Marital Love is not a feeling.
Being inlove ebbs and flows.
Love is the decision to make it work.
Couples should tell each other from the start. Divorce is not an option.
My husband and I have been married for 3 years. I guess we didn’t have to get married. We just wanted to. I wanted to tell the whole world that this man is worth the risk.
I liked that he said after his previous experiences he had seen me walking with my friend and thought he had to get to know me. Then after ice cream with my friend and I he thought, she is definitely the type of women you can take home to your mother.
Never thought anyone would look at me like that. I was speechless. He thought he had offended his plain jane wife but I was feeling incredibly valued.

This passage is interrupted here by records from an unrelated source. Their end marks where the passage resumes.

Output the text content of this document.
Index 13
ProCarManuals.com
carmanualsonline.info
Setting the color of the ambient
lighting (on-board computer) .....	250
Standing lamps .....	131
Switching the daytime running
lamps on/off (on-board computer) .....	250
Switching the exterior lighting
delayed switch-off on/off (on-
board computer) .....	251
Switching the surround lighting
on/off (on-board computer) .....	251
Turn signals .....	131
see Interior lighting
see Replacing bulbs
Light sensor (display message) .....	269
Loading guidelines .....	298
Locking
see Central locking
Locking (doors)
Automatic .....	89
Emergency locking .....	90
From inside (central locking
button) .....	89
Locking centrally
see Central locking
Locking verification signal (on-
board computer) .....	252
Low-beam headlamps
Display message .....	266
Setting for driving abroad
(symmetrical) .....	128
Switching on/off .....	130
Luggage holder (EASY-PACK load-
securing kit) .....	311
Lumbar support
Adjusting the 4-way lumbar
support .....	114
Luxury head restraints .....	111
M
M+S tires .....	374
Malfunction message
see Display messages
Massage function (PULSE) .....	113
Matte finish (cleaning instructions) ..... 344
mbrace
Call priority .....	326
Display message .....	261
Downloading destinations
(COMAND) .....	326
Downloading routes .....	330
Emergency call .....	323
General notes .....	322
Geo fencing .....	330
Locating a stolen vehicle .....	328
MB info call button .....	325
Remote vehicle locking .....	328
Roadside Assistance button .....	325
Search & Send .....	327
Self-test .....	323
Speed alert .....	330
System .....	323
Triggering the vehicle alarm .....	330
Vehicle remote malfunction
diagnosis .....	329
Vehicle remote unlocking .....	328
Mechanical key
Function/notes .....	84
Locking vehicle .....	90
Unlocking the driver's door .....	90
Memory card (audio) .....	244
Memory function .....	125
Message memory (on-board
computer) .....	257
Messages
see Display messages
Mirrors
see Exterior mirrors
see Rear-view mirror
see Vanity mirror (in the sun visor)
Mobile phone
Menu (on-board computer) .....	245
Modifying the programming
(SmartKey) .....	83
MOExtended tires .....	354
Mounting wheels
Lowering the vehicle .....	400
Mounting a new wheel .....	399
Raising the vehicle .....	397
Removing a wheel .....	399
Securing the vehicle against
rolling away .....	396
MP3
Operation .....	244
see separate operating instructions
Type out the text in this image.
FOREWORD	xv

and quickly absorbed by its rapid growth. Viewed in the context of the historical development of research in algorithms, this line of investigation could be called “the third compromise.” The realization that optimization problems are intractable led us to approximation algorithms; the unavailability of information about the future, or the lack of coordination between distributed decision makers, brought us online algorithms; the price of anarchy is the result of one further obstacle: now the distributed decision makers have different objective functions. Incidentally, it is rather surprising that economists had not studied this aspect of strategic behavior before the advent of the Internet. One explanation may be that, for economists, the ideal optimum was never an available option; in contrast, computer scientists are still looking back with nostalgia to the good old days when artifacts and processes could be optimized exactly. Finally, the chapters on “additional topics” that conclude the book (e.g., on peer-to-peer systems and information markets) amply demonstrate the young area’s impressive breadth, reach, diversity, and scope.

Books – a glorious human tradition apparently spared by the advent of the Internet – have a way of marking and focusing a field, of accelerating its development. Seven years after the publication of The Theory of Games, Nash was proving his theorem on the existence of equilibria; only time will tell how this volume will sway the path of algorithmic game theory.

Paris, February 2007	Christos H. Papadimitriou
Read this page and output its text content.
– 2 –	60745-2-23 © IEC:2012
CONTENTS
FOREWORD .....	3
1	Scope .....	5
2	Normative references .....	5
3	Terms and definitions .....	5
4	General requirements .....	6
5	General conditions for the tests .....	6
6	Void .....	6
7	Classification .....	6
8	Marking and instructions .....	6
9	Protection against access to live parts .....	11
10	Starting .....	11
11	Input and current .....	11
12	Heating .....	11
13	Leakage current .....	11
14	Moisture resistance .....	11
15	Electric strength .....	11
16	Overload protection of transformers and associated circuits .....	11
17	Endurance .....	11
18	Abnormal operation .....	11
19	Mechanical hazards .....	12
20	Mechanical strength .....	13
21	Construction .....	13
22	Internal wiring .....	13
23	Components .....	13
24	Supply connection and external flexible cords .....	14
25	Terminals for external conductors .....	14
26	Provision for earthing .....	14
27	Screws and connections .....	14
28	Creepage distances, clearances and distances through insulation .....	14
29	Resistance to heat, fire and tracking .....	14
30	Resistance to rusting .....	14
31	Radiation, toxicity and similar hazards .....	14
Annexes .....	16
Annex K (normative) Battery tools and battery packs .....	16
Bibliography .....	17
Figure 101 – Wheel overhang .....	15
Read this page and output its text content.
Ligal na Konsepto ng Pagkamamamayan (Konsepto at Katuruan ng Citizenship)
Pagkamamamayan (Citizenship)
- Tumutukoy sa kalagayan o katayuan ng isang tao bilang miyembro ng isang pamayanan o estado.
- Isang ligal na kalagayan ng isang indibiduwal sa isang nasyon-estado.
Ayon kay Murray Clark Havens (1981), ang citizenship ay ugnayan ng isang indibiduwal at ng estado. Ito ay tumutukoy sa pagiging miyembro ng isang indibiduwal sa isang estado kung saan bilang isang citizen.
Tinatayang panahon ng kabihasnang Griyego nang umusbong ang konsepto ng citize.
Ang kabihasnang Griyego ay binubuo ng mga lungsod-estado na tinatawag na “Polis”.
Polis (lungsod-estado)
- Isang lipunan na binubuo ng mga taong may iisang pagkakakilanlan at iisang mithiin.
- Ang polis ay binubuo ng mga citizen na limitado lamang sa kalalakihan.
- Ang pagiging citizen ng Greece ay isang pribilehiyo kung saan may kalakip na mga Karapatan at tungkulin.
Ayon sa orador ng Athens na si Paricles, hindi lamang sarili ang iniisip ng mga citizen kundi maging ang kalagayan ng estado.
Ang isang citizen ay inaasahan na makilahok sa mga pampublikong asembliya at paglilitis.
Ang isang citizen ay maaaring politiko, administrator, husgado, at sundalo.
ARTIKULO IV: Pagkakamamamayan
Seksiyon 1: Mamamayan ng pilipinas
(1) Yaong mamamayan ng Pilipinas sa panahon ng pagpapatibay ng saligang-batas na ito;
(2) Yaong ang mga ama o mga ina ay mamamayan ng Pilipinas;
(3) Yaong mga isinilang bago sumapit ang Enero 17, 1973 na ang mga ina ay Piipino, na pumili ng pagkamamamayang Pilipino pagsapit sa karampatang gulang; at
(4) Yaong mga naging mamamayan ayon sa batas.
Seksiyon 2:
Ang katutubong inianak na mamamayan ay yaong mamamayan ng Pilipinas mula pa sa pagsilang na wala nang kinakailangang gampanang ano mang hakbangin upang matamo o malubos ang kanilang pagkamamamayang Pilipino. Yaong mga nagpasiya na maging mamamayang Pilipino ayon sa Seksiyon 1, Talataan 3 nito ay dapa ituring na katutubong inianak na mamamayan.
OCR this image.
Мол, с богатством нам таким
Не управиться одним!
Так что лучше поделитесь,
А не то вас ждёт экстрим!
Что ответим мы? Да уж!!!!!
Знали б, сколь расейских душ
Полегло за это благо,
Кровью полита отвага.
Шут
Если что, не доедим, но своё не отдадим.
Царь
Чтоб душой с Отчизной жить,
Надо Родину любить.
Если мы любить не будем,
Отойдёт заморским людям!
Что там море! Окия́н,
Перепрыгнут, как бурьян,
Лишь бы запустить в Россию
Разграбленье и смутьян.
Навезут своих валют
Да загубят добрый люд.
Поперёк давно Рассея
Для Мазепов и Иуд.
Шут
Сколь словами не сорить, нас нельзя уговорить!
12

He only told me this the other day, by the way…
His previous accounts of his impressions of me at our first meeting had been more flattering.
Sometimes you will come across people who have decided that marriage is not for them. Marriage is not for everyone I do agree. But I wouldn’t agree that marriage is an unfair outdated practice. I guess half the world agrees with me too because the wedding business is booming.
I enjoy giving my son the stability of a family unit. I enjoy that we feel like we belong. Being single was fun. I had no intention of marriage. Ever. I had a good supportive amazing boyfriend. We had done the house hunting thing together. Gone through some tough times together talked about children and travelling but… Three years later things didn’t work out. I had invested my heart and my head but I still didn’t want to marry him.
The strange thing is after just six days my now husband and I were contemplating running to the registry office the next day! Of course fear of our parents was greater so sanity prevailed. He followed me half way round the world. Went through hell. Ripped each other to pieces. Picked each other back up and four years later we ran to the alter and made a declaration.
I promise to be your best friend. So I will be honest and tell you your new hair cut is questionable but at least it will grow out.
I promise to wipe your tears even when I cause them because we will argue and go to bed angry but I will love you. I promise.
I promise to give you my full attention after you walk through the door and make you a cup of tea without complaint.
I promise to tell you how much I love your cooking and be your pastry chef. I promise I will kick against the curb if you require me to cook. I don’t like it.
You cook and I clean. I don’t care what my mother says. I don’t care about worldy conventions. I care about us and the world we create and agree on between the four walls in which we live.
I promise to be your ally. I will not disagree and embarrass you in public but I will be honest with you about my thoughts. That goes for everything.
Trust me. I love you. I choose you. Always.